The AI gold rush is well underway, and it’s exciting to imagine the possibilities of what can be built at the application layer— customer service chatbots, coding co-pilots, and video generators are all members of the set of things that could go mainstream as a result of this new generative AI wave. And it’s certainly possible that a good number of these products can really make their way into the echelon of things that change the way we work, live, and play.
But, for every instance of an AI product that’s developed, more money flows to the underlying infrastructure: the foundational model layer, cloud computing services, and chips. That’s why it’s important to keep an eye on these companies:
Semiconductor companies include emergent players like Cerebras, SambaNova Systems, and Graphcore, coupled with incumbent players such as Nvidia (by far the biggest winner so far, with $3.2B of data center GPU revenue in Q3 F2023, a lion’s share coming from AI), Intel, AMD (Instinct GPUs), AWS (Inferentia and Trainium chips), and Google (TPUs).
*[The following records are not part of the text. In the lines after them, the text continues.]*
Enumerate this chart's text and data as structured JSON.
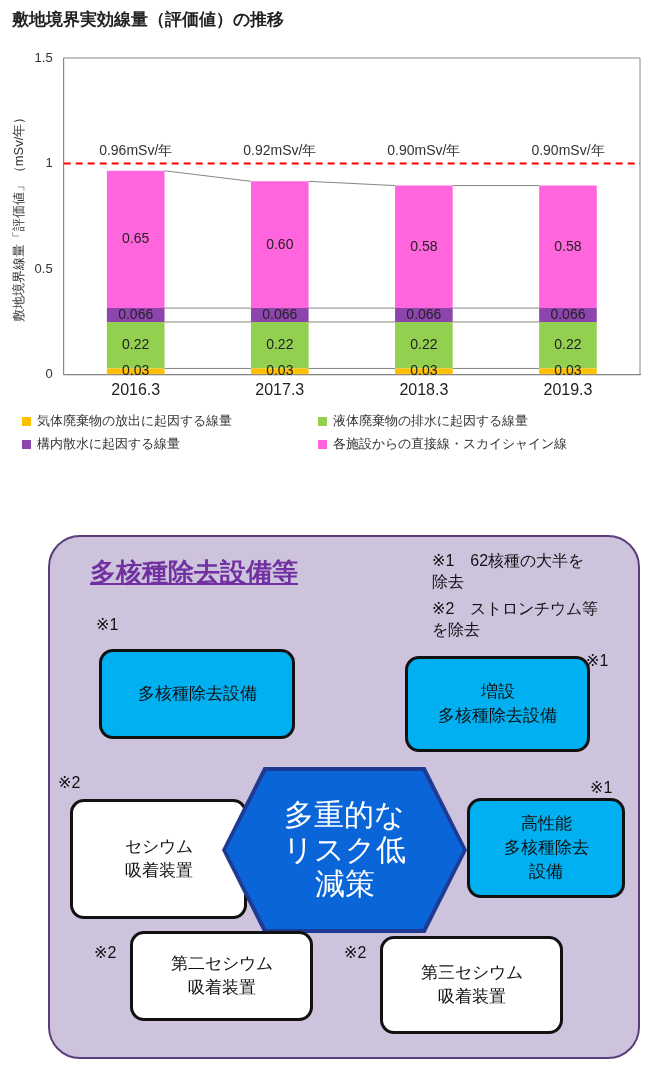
{
  "chart_data": [
    {
      "type": "bar",
      "stacked": true,
      "title": "敷地境界実効線量（評価値）の推移",
      "ylabel": "敷地境界線量「評価値」（mSv/年）",
      "categories": [
        "2016.3",
        "2017.3",
        "2018.3",
        "2019.3"
      ],
      "series": [
        {
          "name": "気体廃棄物の放出に起因する線量",
          "color": "#ffc000",
          "values": [
            0.03,
            0.03,
            0.03,
            0.03
          ],
          "value_labels": [
            "0.03",
            "0.03",
            "0.03",
            "0.03"
          ]
        },
        {
          "name": "液体廃棄物の排水に起因する線量",
          "color": "#92d050",
          "values": [
            0.22,
            0.22,
            0.22,
            0.22
          ],
          "value_labels": [
            "0.22",
            "0.22",
            "0.22",
            "0.22"
          ]
        },
        {
          "name": "構内散水に起因する線量",
          "color": "#8e44ad",
          "values": [
            0.066,
            0.066,
            0.066,
            0.066
          ],
          "value_labels": [
            "0.066",
            "0.066",
            "0.066",
            "0.066"
          ]
        },
        {
          "name": "各施設からの直接線・スカイシャイン線",
          "color": "#ff66dd",
          "values": [
            0.65,
            0.6,
            0.58,
            0.58
          ],
          "value_labels": [
            "0.65",
            "0.60",
            "0.58",
            "0.58"
          ]
        }
      ],
      "totals": [
        "0.96mSv/年",
        "0.92mSv/年",
        "0.90mSv/年",
        "0.90mSv/年"
      ],
      "ylim": [
        0,
        1.5
      ],
      "yticks": [
        0,
        0.5,
        1,
        1.5
      ],
      "grid": false,
      "legend": "bottom",
      "ref_lines": [
        {
          "axis": "y",
          "value": 1,
          "color": "#ff0000",
          "line_style": "dashed"
        }
      ]
    },
    {
      "type": "other",
      "title": "多核種除去設備等",
      "annotations": [
        "※1　62核種の大半を除去",
        "※2　ストロンチウム等を除去",
        "※1",
        "多核種除去設備",
        "※1",
        "増設多核種除去設備",
        "※2",
        "セシウム吸着装置",
        "多重的なリスク低減策",
        "※1",
        "高性能多核種除去設備",
        "※2",
        "第二セシウム吸着装置",
        "※2",
        "第三セシウム吸着装置"
      ]
    }
  ]
}
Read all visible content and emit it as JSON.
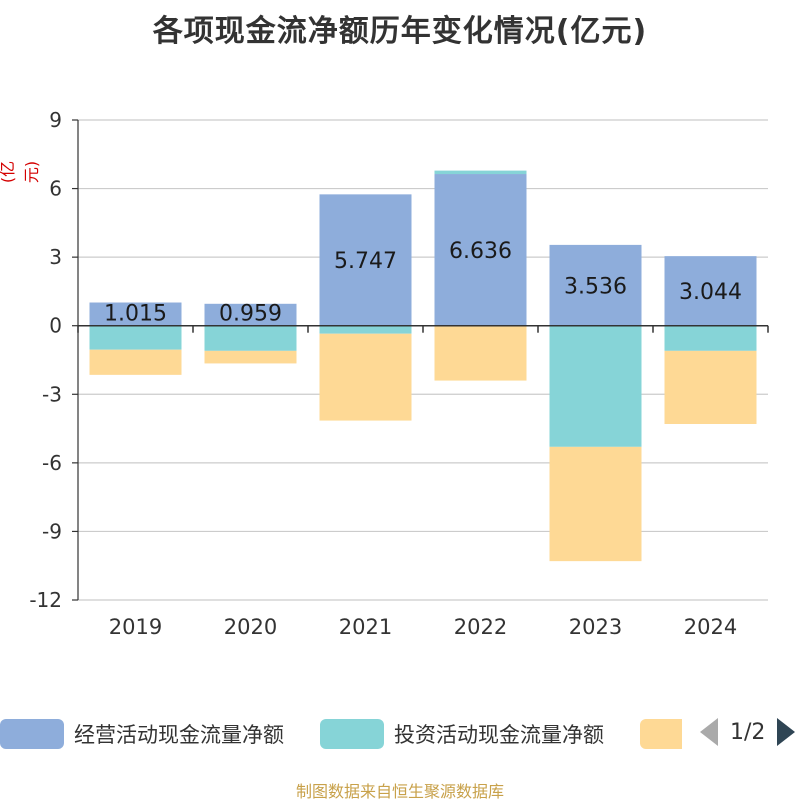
{
  "title": "各项现金流净额历年变化情况(亿元)",
  "unit_label": "(亿元)",
  "source": "制图数据来自恒生聚源数据库",
  "pager": "1/2",
  "chart_data": {
    "type": "bar",
    "stacked": true,
    "categories": [
      "2019",
      "2020",
      "2021",
      "2022",
      "2023",
      "2024"
    ],
    "ylim": [
      -12,
      9
    ],
    "yticks": [
      9,
      6,
      3,
      0,
      -3,
      -6,
      -9,
      -12
    ],
    "grid": true,
    "legend_position": "bottom",
    "series": [
      {
        "name": "经营活动现金流量净额",
        "color": "#8eaddb",
        "values": [
          1.015,
          0.959,
          5.747,
          6.636,
          3.536,
          3.044
        ],
        "labels": [
          "1.015",
          "0.959",
          "5.747",
          "6.636",
          "3.536",
          "3.044"
        ]
      },
      {
        "name": "投资活动现金流量净额",
        "color": "#86d4d7",
        "values": [
          -1.05,
          -1.1,
          -0.35,
          0.15,
          -5.3,
          -1.1
        ]
      },
      {
        "name": "",
        "color": "#fed995",
        "values": [
          -1.1,
          -0.55,
          -3.8,
          -2.4,
          -5.0,
          -3.2
        ]
      }
    ]
  }
}
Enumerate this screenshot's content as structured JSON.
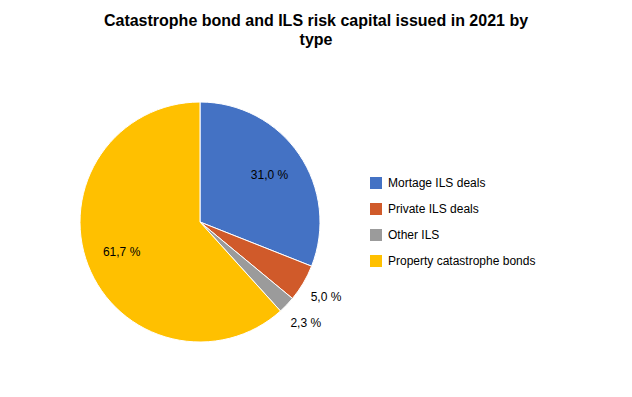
{
  "chart_data": {
    "type": "pie",
    "title": "Catastrophe bond and ILS risk capital issued in 2021 by\ntype",
    "categories": [
      "Mortage ILS deals",
      "Private ILS deals",
      "Other ILS",
      "Property catastrophe bonds"
    ],
    "values": [
      31.0,
      5.0,
      2.3,
      61.7
    ],
    "value_labels": [
      "31,0 %",
      "5,0 %",
      "2,3 %",
      "61,7 %"
    ],
    "colors": [
      "#4472C4",
      "#D05A2A",
      "#9B9B9B",
      "#FFC000"
    ],
    "data_labels": true,
    "legend": "right"
  }
}
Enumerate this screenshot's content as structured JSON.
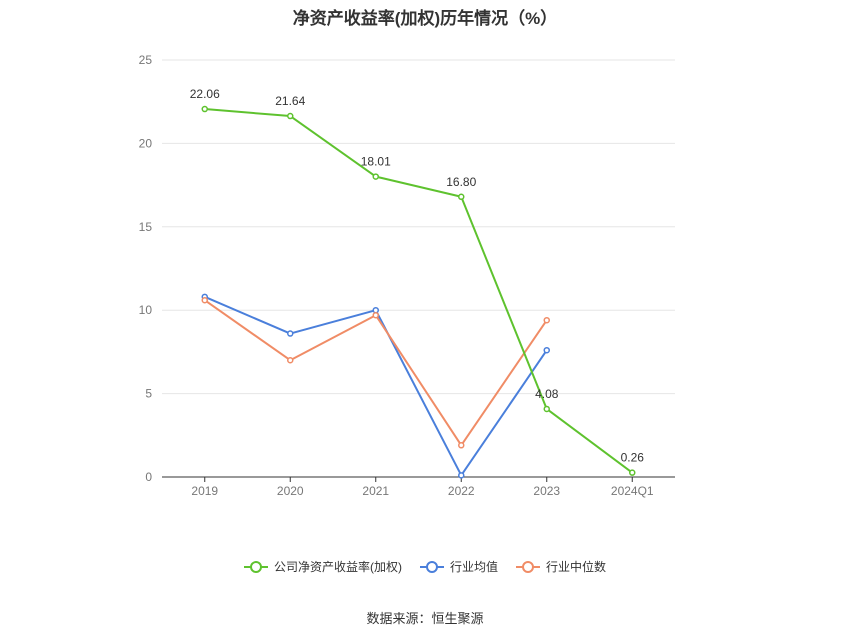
{
  "title": "净资产收益率(加权)历年情况（%）",
  "source": "数据来源：恒生聚源",
  "chart_data": {
    "type": "line",
    "title": "净资产收益率(加权)历年情况（%）",
    "categories": [
      "2019",
      "2020",
      "2021",
      "2022",
      "2023",
      "2024Q1"
    ],
    "ylim": [
      0,
      25
    ],
    "yticks": [
      0,
      5,
      10,
      15,
      20,
      25
    ],
    "grid": true,
    "legend_position": "bottom",
    "series": [
      {
        "name": "公司净资产收益率(加权)",
        "color": "#5ec22e",
        "values": [
          22.06,
          21.64,
          18.01,
          16.8,
          4.08,
          0.26
        ],
        "labels": [
          "22.06",
          "21.64",
          "18.01",
          "16.80",
          "4.08",
          "0.26"
        ]
      },
      {
        "name": "行业均值",
        "color": "#4a7fdb",
        "values": [
          10.8,
          8.6,
          10.0,
          0.1,
          7.6,
          null
        ]
      },
      {
        "name": "行业中位数",
        "color": "#f08c66",
        "values": [
          10.6,
          7.0,
          9.7,
          1.9,
          9.4,
          null
        ]
      }
    ]
  }
}
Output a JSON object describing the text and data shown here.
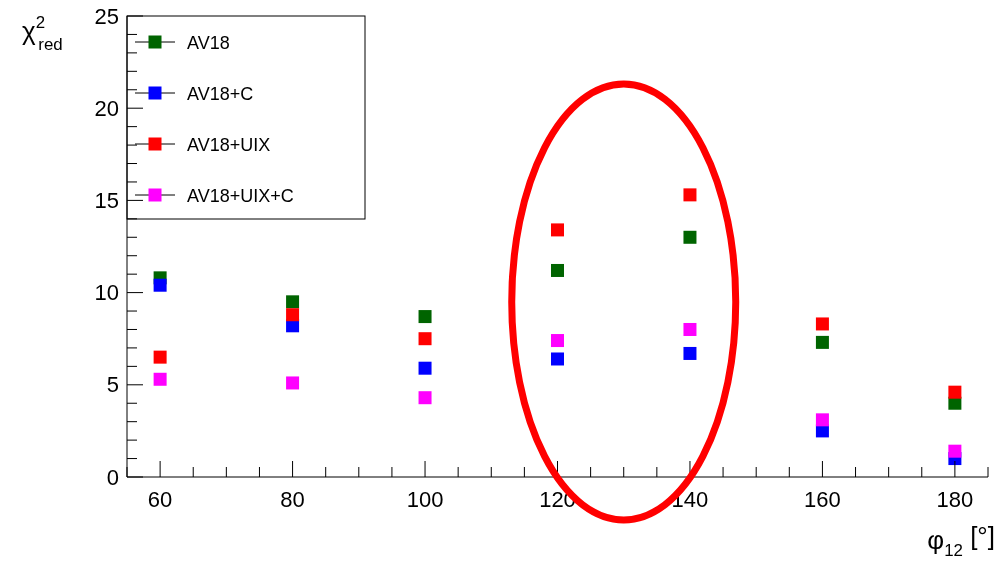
{
  "chart_data": {
    "type": "scatter",
    "xlabel": "φ$_{12}$ [°]",
    "ylabel": "χ$^{2}$$_{red}$",
    "x": [
      60,
      80,
      100,
      120,
      140,
      160,
      180
    ],
    "xlim": [
      55,
      185
    ],
    "xticks": [
      {
        "value": 55,
        "label": null
      },
      60,
      {
        "value": 65,
        "label": null
      },
      {
        "value": 70,
        "label": null
      },
      {
        "value": 75,
        "label": null
      },
      80,
      {
        "value": 85,
        "label": null
      },
      {
        "value": 90,
        "label": null
      },
      {
        "value": 95,
        "label": null
      },
      100,
      {
        "value": 105,
        "label": null
      },
      {
        "value": 110,
        "label": null
      },
      {
        "value": 115,
        "label": null
      },
      120,
      {
        "value": 125,
        "label": null
      },
      {
        "value": 130,
        "label": null
      },
      {
        "value": 135,
        "label": null
      },
      140,
      {
        "value": 145,
        "label": null
      },
      {
        "value": 150,
        "label": null
      },
      {
        "value": 155,
        "label": null
      },
      160,
      {
        "value": 165,
        "label": null
      },
      {
        "value": 170,
        "label": null
      },
      {
        "value": 175,
        "label": null
      },
      180,
      {
        "value": 185,
        "label": null
      }
    ],
    "ylim": [
      0,
      25
    ],
    "yticks": [
      0,
      {
        "value": 1,
        "label": null
      },
      {
        "value": 2,
        "label": null
      },
      {
        "value": 3,
        "label": null
      },
      {
        "value": 4,
        "label": null
      },
      5,
      {
        "value": 6,
        "label": null
      },
      {
        "value": 7,
        "label": null
      },
      {
        "value": 8,
        "label": null
      },
      {
        "value": 9,
        "label": null
      },
      10,
      {
        "value": 11,
        "label": null
      },
      {
        "value": 12,
        "label": null
      },
      {
        "value": 13,
        "label": null
      },
      {
        "value": 14,
        "label": null
      },
      15,
      {
        "value": 16,
        "label": null
      },
      {
        "value": 17,
        "label": null
      },
      {
        "value": 18,
        "label": null
      },
      {
        "value": 19,
        "label": null
      },
      20,
      {
        "value": 21,
        "label": null
      },
      {
        "value": 22,
        "label": null
      },
      {
        "value": 23,
        "label": null
      },
      {
        "value": 24,
        "label": null
      },
      25
    ],
    "grid": false,
    "legend": "top left",
    "marker": "square",
    "series": [
      {
        "name": "AV18",
        "color": "#006400",
        "values": [
          10.8,
          9.5,
          8.7,
          11.2,
          13.0,
          7.3,
          4.0
        ]
      },
      {
        "name": "AV18+C",
        "color": "#0000ff",
        "values": [
          10.4,
          8.2,
          5.9,
          6.4,
          6.7,
          2.5,
          1.0
        ]
      },
      {
        "name": "AV18+UIX",
        "color": "#ff0000",
        "values": [
          6.5,
          8.8,
          7.5,
          13.4,
          15.3,
          8.3,
          4.6
        ]
      },
      {
        "name": "AV18+UIX+C",
        "color": "#ff00ff",
        "values": [
          5.3,
          5.1,
          4.3,
          7.4,
          8.0,
          3.1,
          1.4
        ]
      }
    ]
  }
}
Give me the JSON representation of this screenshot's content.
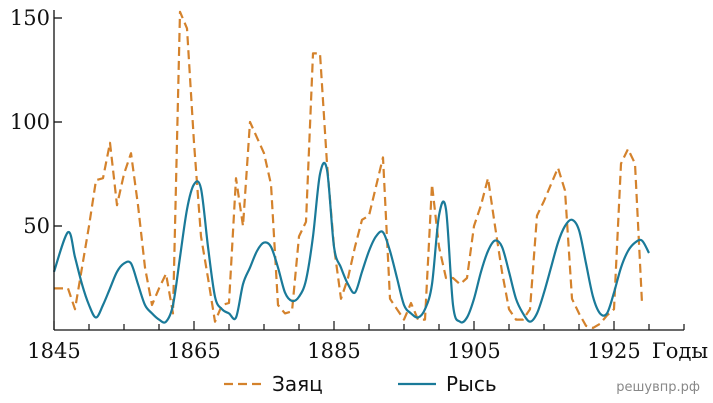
{
  "chart_data": {
    "type": "line",
    "x_unit_label": "Годы",
    "xlim": [
      1845,
      1935
    ],
    "ylim": [
      0,
      150
    ],
    "x_ticks": [
      1845,
      1865,
      1885,
      1905,
      1925
    ],
    "y_ticks": [
      50,
      100,
      150
    ],
    "grid": false,
    "legend_position": "bottom-center",
    "series": [
      {
        "name": "Заяц",
        "color": "#D4822C",
        "style": "dashed",
        "points": [
          [
            1845,
            20
          ],
          [
            1847,
            20
          ],
          [
            1848,
            10
          ],
          [
            1849,
            30
          ],
          [
            1850,
            50
          ],
          [
            1851,
            72
          ],
          [
            1852,
            73
          ],
          [
            1853,
            90
          ],
          [
            1854,
            60
          ],
          [
            1855,
            75
          ],
          [
            1856,
            85
          ],
          [
            1857,
            60
          ],
          [
            1858,
            30
          ],
          [
            1859,
            12
          ],
          [
            1860,
            20
          ],
          [
            1861,
            27
          ],
          [
            1862,
            8
          ],
          [
            1863,
            153
          ],
          [
            1864,
            145
          ],
          [
            1865,
            90
          ],
          [
            1866,
            45
          ],
          [
            1867,
            25
          ],
          [
            1868,
            4
          ],
          [
            1869,
            12
          ],
          [
            1870,
            13
          ],
          [
            1871,
            73
          ],
          [
            1872,
            50
          ],
          [
            1873,
            100
          ],
          [
            1875,
            85
          ],
          [
            1876,
            70
          ],
          [
            1877,
            12
          ],
          [
            1878,
            8
          ],
          [
            1879,
            9
          ],
          [
            1880,
            45
          ],
          [
            1881,
            52
          ],
          [
            1882,
            133
          ],
          [
            1883,
            133
          ],
          [
            1884,
            80
          ],
          [
            1885,
            40
          ],
          [
            1886,
            15
          ],
          [
            1887,
            25
          ],
          [
            1888,
            40
          ],
          [
            1889,
            53
          ],
          [
            1890,
            55
          ],
          [
            1892,
            83
          ],
          [
            1893,
            15
          ],
          [
            1894,
            10
          ],
          [
            1895,
            5
          ],
          [
            1896,
            13
          ],
          [
            1897,
            5
          ],
          [
            1898,
            5
          ],
          [
            1899,
            70
          ],
          [
            1900,
            40
          ],
          [
            1901,
            25
          ],
          [
            1902,
            25
          ],
          [
            1903,
            22
          ],
          [
            1904,
            25
          ],
          [
            1905,
            50
          ],
          [
            1906,
            60
          ],
          [
            1907,
            73
          ],
          [
            1908,
            50
          ],
          [
            1909,
            28
          ],
          [
            1910,
            10
          ],
          [
            1911,
            5
          ],
          [
            1912,
            5
          ],
          [
            1913,
            10
          ],
          [
            1914,
            55
          ],
          [
            1915,
            62
          ],
          [
            1916,
            70
          ],
          [
            1917,
            78
          ],
          [
            1918,
            67
          ],
          [
            1919,
            15
          ],
          [
            1920,
            8
          ],
          [
            1921,
            2
          ],
          [
            1922,
            1
          ],
          [
            1923,
            3
          ],
          [
            1924,
            7
          ],
          [
            1925,
            10
          ],
          [
            1926,
            80
          ],
          [
            1927,
            87
          ],
          [
            1928,
            80
          ],
          [
            1929,
            13
          ]
        ]
      },
      {
        "name": "Рысь",
        "color": "#1A7A99",
        "style": "solid",
        "points": [
          [
            1845,
            28
          ],
          [
            1847,
            47
          ],
          [
            1848,
            35
          ],
          [
            1849,
            22
          ],
          [
            1850,
            12
          ],
          [
            1851,
            6
          ],
          [
            1852,
            12
          ],
          [
            1853,
            20
          ],
          [
            1854,
            28
          ],
          [
            1855,
            32
          ],
          [
            1856,
            32
          ],
          [
            1857,
            22
          ],
          [
            1858,
            12
          ],
          [
            1859,
            8
          ],
          [
            1860,
            5
          ],
          [
            1861,
            4
          ],
          [
            1862,
            12
          ],
          [
            1863,
            35
          ],
          [
            1864,
            58
          ],
          [
            1865,
            70
          ],
          [
            1866,
            68
          ],
          [
            1867,
            40
          ],
          [
            1868,
            16
          ],
          [
            1869,
            10
          ],
          [
            1870,
            8
          ],
          [
            1871,
            6
          ],
          [
            1872,
            22
          ],
          [
            1873,
            30
          ],
          [
            1874,
            38
          ],
          [
            1875,
            42
          ],
          [
            1876,
            40
          ],
          [
            1877,
            30
          ],
          [
            1878,
            18
          ],
          [
            1879,
            14
          ],
          [
            1880,
            16
          ],
          [
            1881,
            24
          ],
          [
            1882,
            45
          ],
          [
            1883,
            75
          ],
          [
            1884,
            77
          ],
          [
            1885,
            40
          ],
          [
            1886,
            30
          ],
          [
            1887,
            22
          ],
          [
            1888,
            18
          ],
          [
            1889,
            28
          ],
          [
            1890,
            38
          ],
          [
            1891,
            45
          ],
          [
            1892,
            47
          ],
          [
            1893,
            38
          ],
          [
            1894,
            25
          ],
          [
            1895,
            12
          ],
          [
            1896,
            8
          ],
          [
            1897,
            6
          ],
          [
            1898,
            10
          ],
          [
            1899,
            22
          ],
          [
            1900,
            55
          ],
          [
            1901,
            58
          ],
          [
            1902,
            12
          ],
          [
            1903,
            4
          ],
          [
            1904,
            6
          ],
          [
            1905,
            15
          ],
          [
            1906,
            28
          ],
          [
            1907,
            38
          ],
          [
            1908,
            43
          ],
          [
            1909,
            40
          ],
          [
            1910,
            28
          ],
          [
            1911,
            15
          ],
          [
            1912,
            8
          ],
          [
            1913,
            4
          ],
          [
            1914,
            8
          ],
          [
            1915,
            18
          ],
          [
            1916,
            30
          ],
          [
            1917,
            42
          ],
          [
            1918,
            50
          ],
          [
            1919,
            53
          ],
          [
            1920,
            48
          ],
          [
            1921,
            32
          ],
          [
            1922,
            16
          ],
          [
            1923,
            8
          ],
          [
            1924,
            8
          ],
          [
            1925,
            18
          ],
          [
            1926,
            30
          ],
          [
            1927,
            38
          ],
          [
            1928,
            42
          ],
          [
            1929,
            43
          ],
          [
            1930,
            37
          ]
        ]
      }
    ]
  },
  "watermark": "решувпр.рф"
}
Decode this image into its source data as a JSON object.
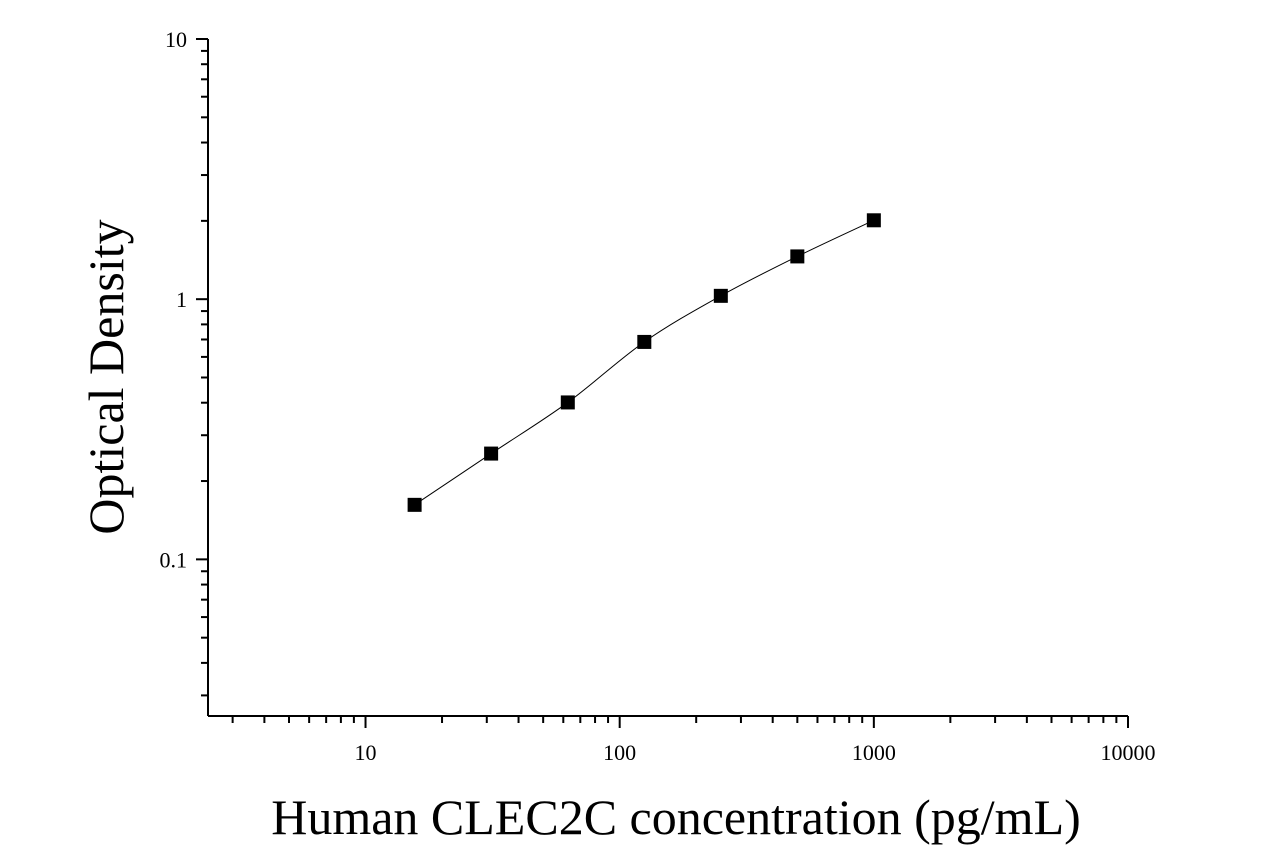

Cloud computing providers such as Amazon’s AWS, Google’s GCP, Microsoft’s Azure, and GPU cloud player CoreWeave.
Foundational model providers such as OpenAI, Character.ai, Anthropic, Stability.ai, and Adept
These companies are more capital-intensive and may have slower iteration cycles compared to a traditional software product, but the companies that overcome the massive technical risk will have few issues selling their product in the market. Now, more than ever, it is important to remember Perkin’s Law, popularized by Kleiner-Perkins founder Tom Perkins: technical risk is inversely proportional to market risk.
I’m excited for the companies that will be built in the next 5-10 years. As I wrote back in September, market corrections are simply a filtration mechanism embedded within the complex adaptive system that is the economy. Crisis can be an opportunity for the bold; the companies who realize this and either build deep technology (genotype) or consequential manifestations of that technology (phenotype) will be the ones who stand the test of time.